Publication: Monitor Volume: 5 Issue: 59

Russian government officials reacted with predictable fury yesterday as NATO launched air strikes aimed at weakening Serbian military forces and forcing Yugoslav President Slobodan Milosevic to the negotiating table. In Moscow, an angry President Boris Yeltsin denounced the NATO action, calling it a “strike against the whole international community” and an act of “naked aggression.” Yeltsin also urged the world community to “stop Clinton on this path and help him not to take this tragic step.” Without elaborating, Yeltsin said that Russia retains the right “to take adequate measures, including military ones, to defend itself and the overall security of Europe.” He suggested that the NATO attack was particularly unconscionable insofar as it was taken without the authorization of the UN Security Council.

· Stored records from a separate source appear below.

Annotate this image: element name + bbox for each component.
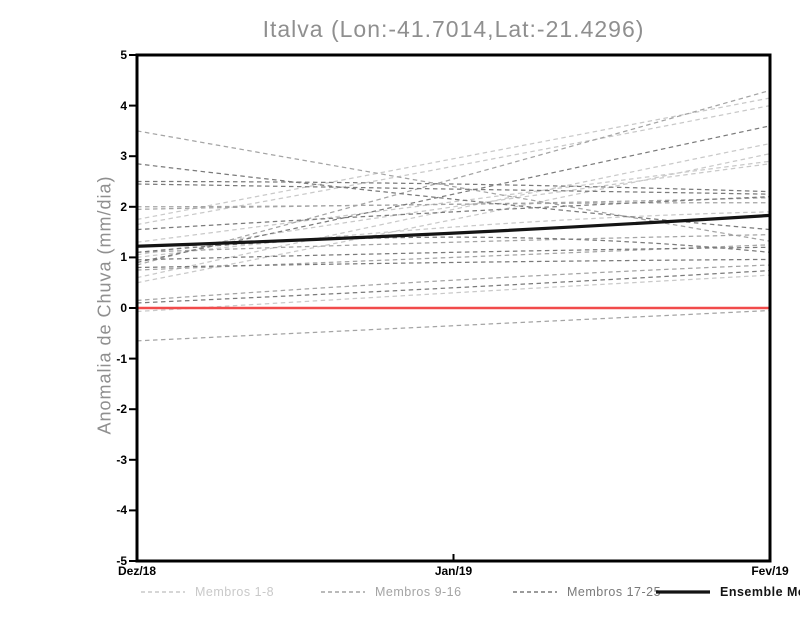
member-line-group-3	[136, 258, 771, 269]
member-line-group-1	[136, 160, 771, 243]
y-tick-label: -1	[116, 351, 127, 366]
member-line-group-3	[136, 246, 771, 261]
member-line-group-2	[136, 89, 771, 266]
y-tick-label: -3	[116, 452, 127, 467]
x-tick-label: Dez/18	[117, 564, 157, 578]
ensemble-mean-line	[136, 213, 771, 248]
x-tick-label: Jan/19	[434, 564, 473, 578]
member-line-group-3	[136, 236, 771, 253]
member-line-group-3	[136, 269, 771, 304]
y-tick-label: -5	[116, 554, 127, 568]
member-line-group-2	[136, 197, 771, 208]
dashed-line-sample-light	[141, 591, 185, 593]
dashed-line-sample-dark	[513, 591, 557, 593]
y-tick-label: 4	[120, 98, 127, 113]
legend-item-membros-9-16: Membros 9-16	[320, 584, 462, 600]
y-tick-label: -4	[116, 503, 127, 518]
legend-label: Membros 1-8	[195, 585, 275, 599]
chart-title: Italva (Lon:-41.7014,Lat:-21.4296)	[262, 16, 645, 42]
legend-label: Membros 17-25	[567, 585, 662, 599]
member-line-group-1	[136, 142, 771, 279]
y-tick-label: 1	[120, 250, 127, 265]
member-line-group-1	[136, 163, 771, 256]
member-line-group-1	[136, 104, 771, 226]
member-line-group-2	[136, 309, 771, 342]
member-line-group-3	[136, 183, 771, 195]
legend-label: Membros 9-16	[375, 585, 462, 599]
member-line-group-2	[136, 130, 771, 242]
solid-line-sample-mean	[656, 590, 710, 594]
member-line-group-2	[136, 202, 771, 210]
member-line-group-2	[136, 234, 771, 253]
legend: Membros 1-8 Membros 9-16 Membros 17-25 E…	[0, 584, 800, 604]
legend-item-membros-17-25: Membros 17-25	[512, 584, 661, 600]
y-tick-label: 0	[120, 301, 127, 315]
member-line-group-3	[136, 180, 771, 193]
y-tick-label: 3	[120, 149, 127, 164]
member-line-group-3	[136, 196, 771, 231]
y-tick-label: 2	[120, 199, 127, 214]
member-line-group-2	[136, 264, 771, 302]
dashed-line-sample-medium	[321, 591, 365, 593]
legend-item-ensemble-mean: Ensemble Mean	[655, 584, 800, 600]
member-line-group-1	[136, 211, 771, 259]
legend-item-membros-1-8: Membros 1-8	[140, 584, 274, 600]
x-tick-label: Fev/19	[751, 564, 789, 578]
member-line-group-1	[136, 274, 771, 313]
legend-label: Ensemble Mean	[720, 585, 800, 599]
y-tick-label: 5	[120, 48, 127, 62]
member-line-group-1	[136, 153, 771, 284]
y-tick-label: -2	[116, 402, 127, 417]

Yeltsin, whose visit to the Kremlin yesterday was his first in nearly a month, also took several practical steps to underscore Moscow’s indignation. The Russian president recalled Russia’s top military representative to NATO, General Viktor Zavarzin, and ordered that Russia’s offices at NATO headquarters in Brussels be closed. Yeltsin also indicated that Moscow would halt its cooperation with NATO under the Partnership for Peace Program and suspend talks on the opening of a NATO military mission in Moscow (Russian and Western agencies, March 24). Another top Russian official in Brussels, however, told reporters that Russia would maintain its permanent mission to NATO. He suggested that Russian officers would also continue to work with NATO’s European staff (Itar-Tass, March 25).

In addition to limiting Russia’s ties with NATO, Yeltsin called for an emergency meeting of the UN Security Council. When that meeting convened last night, Russia’s UN ambassador, Sergei Lavrov, demanded an immediate end to NATO’s “illegal military action” against Yugoslavia. Lavrov rejected Western arguments justifying the NATO strikes on the grounds that, in Moscow’s view, the UN charter must take precedence over those of all regional groupings. He also quoted Yeltsin as saying that the world is faced with the prospect of a “NATO attempt to enter the 21st century in the uniform of a world gendarme.” Russia, he said, would never agree to this (Reuters, Russian agencies, March 24). While Moscow received support from China and several other Security Council members, the Russian proposals were reportedly rejected by the majority of council members, including the United States, Canada, Britain, France and the Netherlands. Those countries argued that the world community had given diplomacy a fair chance in Kosovo.